Para realizar o exercício de imaginar a cidade lá em 2034 sem utilizar bola de cristal ou outro exercício de futurologia, o Fórum aposta na objetividade.
“Temos cuidado na elaboração dos estudos para não ter propostas absurdas. A gente se preocupa com coisas mais macros, uma visão de percepção das pessoas”, esclarece. “Uma das propostas levantadas foi o ensino de empreendedorismo nas escolas. Não é ensinar para, em 2034, ter mais dez mil empreendedores em Londrina. Mas achamos que para ter uma cidade com boa qualidade de vida precisamos de gente com visão empreendedora, no sentido de organizar as coisas para atingir um objetivo”, justifica. “Estas propostas não têm uma ligação direta, numérica, com um prazo futuro. É o que vai contribuir para chegarmos na visão de futuro que traçamos”.
Rota definida
Uma das cidades exemplo do País em relação ao planejamento estratégico é Belo Horizonte. A cidade já está na terceira versão do plano “BH no Rumo Certo”, um caderno de 340 páginas que traz tendências e cenários de longo prazo e estabelece desafios, metas e estratégias de desenvolvimento. O documento ainda tem uma divisão por áreas de resultado e sustentação de diretrizes como redução da pobreza, mobilidade sustentável, excelência na gestão orçamentária e financeira, smart city, entre outras.

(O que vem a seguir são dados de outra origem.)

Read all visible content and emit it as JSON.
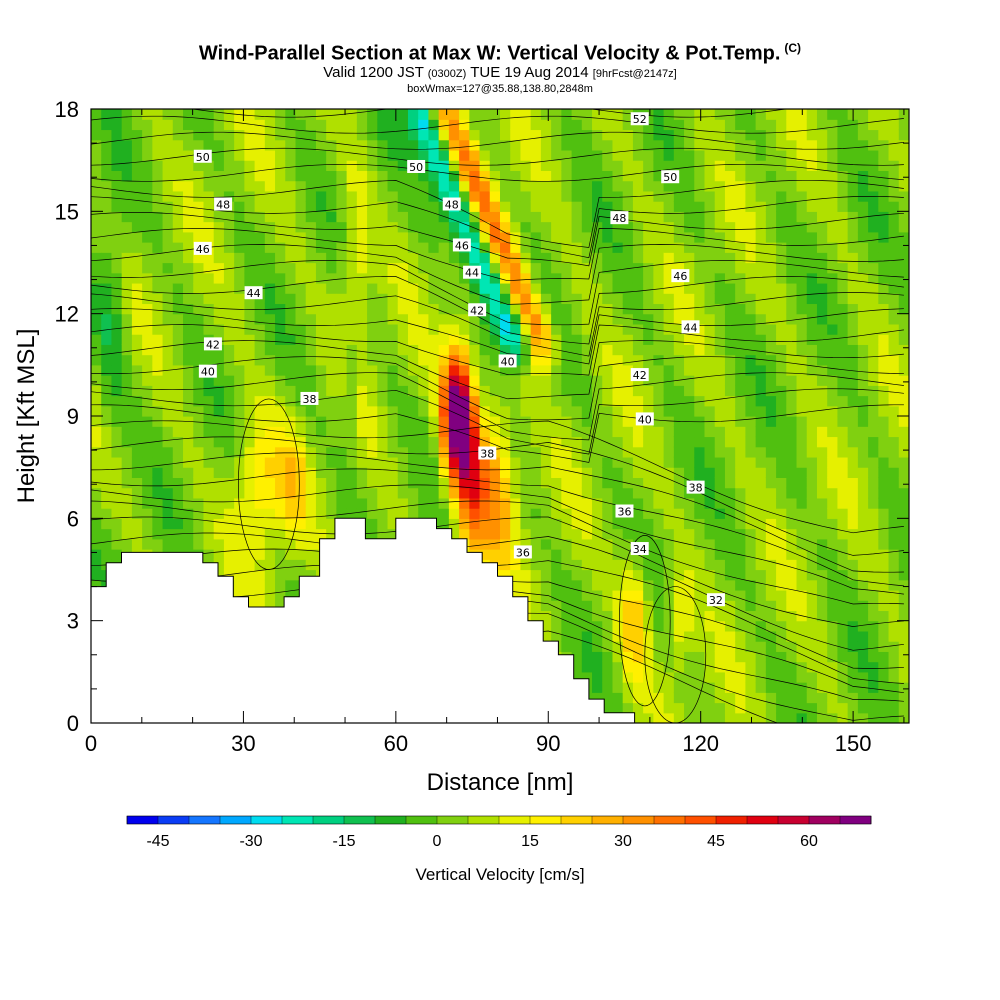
{
  "title": {
    "main": "Wind-Parallel Section at Max W: Vertical Velocity & Pot.Temp.",
    "mark": "(C)",
    "valid_prefix": "Valid 1200 JST",
    "utc": "(0300Z)",
    "date": "TUE 19 Aug 2014",
    "forecast": "[9hrFcst@2147z]",
    "box": "boxWmax=127@35.88,138.80,2848m"
  },
  "chart_data": {
    "type": "heatmap",
    "xlabel": "Distance [nm]",
    "ylabel": "Height [Kft MSL]",
    "xlim": [
      0,
      161
    ],
    "ylim": [
      0,
      18
    ],
    "x_ticks": [
      "0",
      "30",
      "60",
      "90",
      "120",
      "150"
    ],
    "y_ticks": [
      "0",
      "3",
      "6",
      "9",
      "12",
      "15",
      "18"
    ],
    "colorbar": {
      "title": "Vertical Velocity [cm/s]",
      "tick_labels": [
        "-45",
        "-30",
        "-15",
        "0",
        "15",
        "30",
        "45",
        "60"
      ],
      "min": -50,
      "max": 70,
      "step": 5,
      "colors": [
        "#0000ee",
        "#0a3cf5",
        "#1476ff",
        "#00a8ff",
        "#00dcf0",
        "#00e6b4",
        "#00d080",
        "#10c050",
        "#20b020",
        "#50c010",
        "#80d010",
        "#b0e000",
        "#e6f000",
        "#fff000",
        "#ffd000",
        "#ffb000",
        "#ff9000",
        "#ff7000",
        "#ff5000",
        "#f02000",
        "#e00010",
        "#c80030",
        "#a00060",
        "#800080"
      ]
    },
    "terrain_kft": [
      [
        0,
        4.0
      ],
      [
        3,
        4.0
      ],
      [
        3,
        4.7
      ],
      [
        6,
        4.7
      ],
      [
        6,
        5.0
      ],
      [
        22,
        5.0
      ],
      [
        22,
        4.7
      ],
      [
        25,
        4.7
      ],
      [
        25,
        4.3
      ],
      [
        28,
        4.3
      ],
      [
        28,
        3.7
      ],
      [
        31,
        3.7
      ],
      [
        31,
        3.4
      ],
      [
        38,
        3.4
      ],
      [
        38,
        3.7
      ],
      [
        41,
        3.7
      ],
      [
        41,
        4.3
      ],
      [
        45,
        4.3
      ],
      [
        45,
        5.4
      ],
      [
        48,
        5.4
      ],
      [
        48,
        6.0
      ],
      [
        54,
        6.0
      ],
      [
        54,
        5.4
      ],
      [
        60,
        5.4
      ],
      [
        60,
        6.0
      ],
      [
        68,
        6.0
      ],
      [
        68,
        5.7
      ],
      [
        71,
        5.7
      ],
      [
        71,
        5.4
      ],
      [
        74,
        5.4
      ],
      [
        74,
        5.0
      ],
      [
        77,
        5.0
      ],
      [
        77,
        4.7
      ],
      [
        80,
        4.7
      ],
      [
        80,
        4.3
      ],
      [
        83,
        4.3
      ],
      [
        83,
        3.7
      ],
      [
        86,
        3.7
      ],
      [
        86,
        3.0
      ],
      [
        89,
        3.0
      ],
      [
        89,
        2.4
      ],
      [
        92,
        2.4
      ],
      [
        92,
        2.0
      ],
      [
        95,
        2.0
      ],
      [
        95,
        1.3
      ],
      [
        98,
        1.3
      ],
      [
        98,
        0.7
      ],
      [
        101,
        0.7
      ],
      [
        101,
        0.3
      ],
      [
        107,
        0.3
      ],
      [
        107,
        0
      ],
      [
        0,
        0
      ]
    ],
    "contour_labels": [
      {
        "text": "52",
        "x": 108,
        "y": 17.7
      },
      {
        "text": "50",
        "x": 22,
        "y": 16.6
      },
      {
        "text": "50",
        "x": 64,
        "y": 16.3
      },
      {
        "text": "50",
        "x": 114,
        "y": 16.0
      },
      {
        "text": "48",
        "x": 26,
        "y": 15.2
      },
      {
        "text": "48",
        "x": 71,
        "y": 15.2
      },
      {
        "text": "48",
        "x": 104,
        "y": 14.8
      },
      {
        "text": "46",
        "x": 22,
        "y": 13.9
      },
      {
        "text": "46",
        "x": 73,
        "y": 14.0
      },
      {
        "text": "46",
        "x": 116,
        "y": 13.1
      },
      {
        "text": "44",
        "x": 32,
        "y": 12.6
      },
      {
        "text": "44",
        "x": 75,
        "y": 13.2
      },
      {
        "text": "44",
        "x": 118,
        "y": 11.6
      },
      {
        "text": "42",
        "x": 24,
        "y": 11.1
      },
      {
        "text": "42",
        "x": 76,
        "y": 12.1
      },
      {
        "text": "42",
        "x": 108,
        "y": 10.2
      },
      {
        "text": "40",
        "x": 23,
        "y": 10.3
      },
      {
        "text": "40",
        "x": 82,
        "y": 10.6
      },
      {
        "text": "40",
        "x": 109,
        "y": 8.9
      },
      {
        "text": "38",
        "x": 43,
        "y": 9.5
      },
      {
        "text": "38",
        "x": 78,
        "y": 7.9
      },
      {
        "text": "38",
        "x": 119,
        "y": 6.9
      },
      {
        "text": "36",
        "x": 105,
        "y": 6.2
      },
      {
        "text": "36",
        "x": 85,
        "y": 5.0
      },
      {
        "text": "34",
        "x": 108,
        "y": 5.1
      },
      {
        "text": "32",
        "x": 123,
        "y": 3.6
      }
    ]
  }
}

A economista Marilena Chaves, coordenadora da terceira fase do projeto, trata como fundamental que o ponto de partida seja o conhecimento das metodologias de planejamento por parte de todos os envolvidos. No caso da capital mineira, houve uma confusão conceitual dos gestores e servidores com relação aos principais termos de planejamento durante a elaboração do plano.

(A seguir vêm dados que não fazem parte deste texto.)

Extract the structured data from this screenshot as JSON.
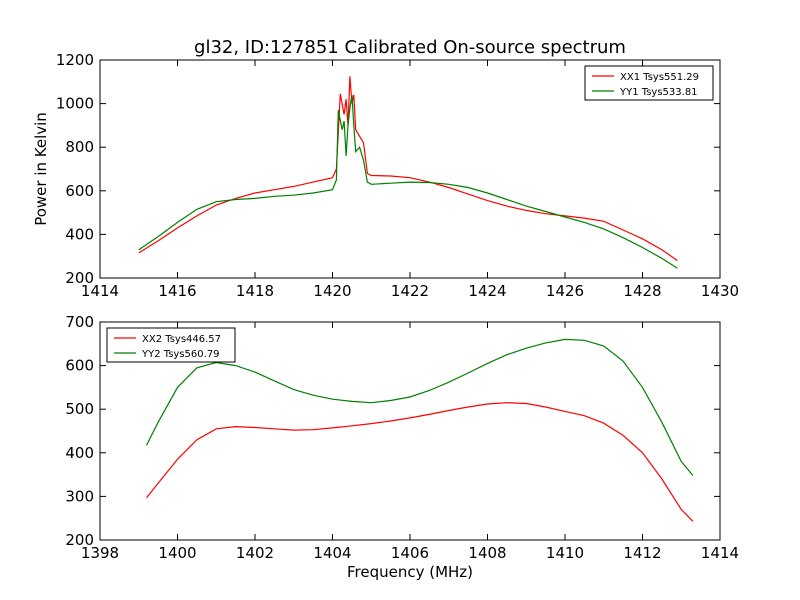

“É preciso saber as diferenças entre projeto, programa e ação continuada, entre objetivos, metas e indicadores, estratégias e diretrizes. Estas confusões dificultavam muito a elaboração e avaliação dos textos, principalmente na hora de escrever e sintetizar as ideias”, conta, lembrando a importância da presença do prefeito em todo o processo.
“Foi um agente facilitador em momentos relevantes da elaboração do plano. Fez com que os gestores se engajassem com maior presença. Conheço casos em que as ausências do prefeito e dos gestores dificultaram a implementação”, relata.
Metrópole mais forte
Chama a atenção no planejamento estratégico de Belo Horizonte a importância dada à região metropolitana, que reúne 34 municípios e tem população estimada de 5,4 milhões de habitantes, sendo 47,9% moradores da capital.
Transportando para a realidade local, não há como pensar em um planejamento estratégico de Londrina sem falar nas cidades da região metropolitana, principalmente Cambé e Ibiporã.
Para o urbanista Nestor Rezente, professor da Universidade Estadual de Londrina, desde a década de 1970, quando foram fixadas regras para o uso dos espaços e expansão das cidades, o capital imobiliário se expandiu para as periferias, provocando também o crescimento das cidades vizinhas, integrando serviços e quebrando limites geográficos.
“Temos uma região metropolitana de fato e que precisa ser discutida quando se analisa Londrina. As interdependências entre os municípios são imensas, mas ainda não temos uma definição clara”, avalia. “As regiões metropolitanas sofrem de um mal congênito. Não se consegue o mínimo de atuação para o desenvolvimento. É preciso uma combinação entre prefeitos para que a gente crie uma nova situação. Este aglomerado urbano, que não é mais só Londrina, precisa desenvolver políticas públicas que atentem às necessidades da população”, cobra o urbanista.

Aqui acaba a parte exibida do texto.